The Italian astronomer Giovanni Domenico Cassini is best known for discovering Saturn’s moons,
and the biggest division in Saturn’s rings. Cassini made many other important discoveries in the solar system, and in the fields of physics and astronomy. He grew up thinking that the Earth was the center of the universe, and had to re-find his place in the universe as an adult. He grew up believing in astrology, and as an adult became a hard-core, science-focused astrophysicist in the earliest days of that field.

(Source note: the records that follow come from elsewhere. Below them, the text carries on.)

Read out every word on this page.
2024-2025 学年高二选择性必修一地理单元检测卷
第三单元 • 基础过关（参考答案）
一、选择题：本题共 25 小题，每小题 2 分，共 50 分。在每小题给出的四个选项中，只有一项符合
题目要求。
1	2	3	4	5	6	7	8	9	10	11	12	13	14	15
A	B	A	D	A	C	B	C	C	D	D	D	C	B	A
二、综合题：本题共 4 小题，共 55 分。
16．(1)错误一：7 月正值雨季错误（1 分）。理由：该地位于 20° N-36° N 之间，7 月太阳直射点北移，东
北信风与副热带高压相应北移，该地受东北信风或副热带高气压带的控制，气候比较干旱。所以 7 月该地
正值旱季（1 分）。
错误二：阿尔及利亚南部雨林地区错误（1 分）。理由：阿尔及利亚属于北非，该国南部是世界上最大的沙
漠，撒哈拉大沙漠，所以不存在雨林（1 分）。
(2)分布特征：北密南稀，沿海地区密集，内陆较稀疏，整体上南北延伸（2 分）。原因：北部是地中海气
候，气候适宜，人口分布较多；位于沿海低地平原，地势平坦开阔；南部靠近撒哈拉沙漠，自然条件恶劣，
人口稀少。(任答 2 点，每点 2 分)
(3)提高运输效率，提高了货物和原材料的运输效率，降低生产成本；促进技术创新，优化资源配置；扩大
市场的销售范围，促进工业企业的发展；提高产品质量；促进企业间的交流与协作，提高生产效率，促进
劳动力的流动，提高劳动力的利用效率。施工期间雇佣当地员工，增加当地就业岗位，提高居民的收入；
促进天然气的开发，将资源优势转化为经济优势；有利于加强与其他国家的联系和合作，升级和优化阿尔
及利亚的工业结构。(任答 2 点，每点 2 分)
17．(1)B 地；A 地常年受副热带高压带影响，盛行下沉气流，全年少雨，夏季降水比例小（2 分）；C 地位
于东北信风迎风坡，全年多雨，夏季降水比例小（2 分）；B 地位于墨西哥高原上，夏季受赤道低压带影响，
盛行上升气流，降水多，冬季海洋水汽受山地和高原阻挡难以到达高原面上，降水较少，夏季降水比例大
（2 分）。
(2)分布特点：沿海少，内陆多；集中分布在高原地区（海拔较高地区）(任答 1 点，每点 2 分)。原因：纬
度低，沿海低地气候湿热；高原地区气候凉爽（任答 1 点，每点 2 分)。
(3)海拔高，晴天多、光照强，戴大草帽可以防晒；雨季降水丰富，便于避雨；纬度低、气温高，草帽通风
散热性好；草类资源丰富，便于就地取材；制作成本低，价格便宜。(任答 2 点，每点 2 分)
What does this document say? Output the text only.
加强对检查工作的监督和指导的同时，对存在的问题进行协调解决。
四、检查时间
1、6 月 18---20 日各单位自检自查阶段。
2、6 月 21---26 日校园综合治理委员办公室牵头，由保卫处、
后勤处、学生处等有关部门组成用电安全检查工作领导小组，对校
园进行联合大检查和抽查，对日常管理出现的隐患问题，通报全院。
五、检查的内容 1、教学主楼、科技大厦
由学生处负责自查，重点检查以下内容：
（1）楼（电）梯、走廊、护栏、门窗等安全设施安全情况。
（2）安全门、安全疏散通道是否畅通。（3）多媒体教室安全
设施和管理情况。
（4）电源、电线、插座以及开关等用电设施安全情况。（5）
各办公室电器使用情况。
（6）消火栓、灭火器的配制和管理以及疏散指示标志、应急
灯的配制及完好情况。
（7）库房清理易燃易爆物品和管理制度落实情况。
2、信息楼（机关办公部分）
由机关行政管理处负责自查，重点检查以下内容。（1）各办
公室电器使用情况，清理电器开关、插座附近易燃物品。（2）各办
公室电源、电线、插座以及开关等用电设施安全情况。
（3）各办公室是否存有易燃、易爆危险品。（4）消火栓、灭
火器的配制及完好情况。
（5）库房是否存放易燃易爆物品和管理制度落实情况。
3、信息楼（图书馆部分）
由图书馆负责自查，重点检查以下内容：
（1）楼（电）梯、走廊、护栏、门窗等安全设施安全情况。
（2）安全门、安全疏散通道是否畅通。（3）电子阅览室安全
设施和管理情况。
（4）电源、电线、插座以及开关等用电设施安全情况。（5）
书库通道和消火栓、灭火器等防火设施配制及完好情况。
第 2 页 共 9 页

He was born in 1625, and so he was growing up learning about all these things going on, but he got to follow far enough behind them that he had much better optics to play with. Cassini got his PhD at age 25, and he had this interesting joint career where he was working in Bologna, and he was both a fortress builder, and an astronomer. He was both grounded and had his head in the clouds. He was the person who discovered Iapetus, the little white and black, completely funky-colored moon that kind of looks like it ran head-first into something. He was the one who while observing the Saturn’s rings, realized “wait, there’s a gap in those rings,” and that gap now bears his name. It’s the Cassini Division. Cassini also determined the rotation rate of Jupiter, which has features unlike Saturn -- which is kind of beige -- and I think one of the neatest things he did was he was a very careful observer, and he was tied up in trying to understand how to measure time, he was tied up into trying to accurately measure longitude.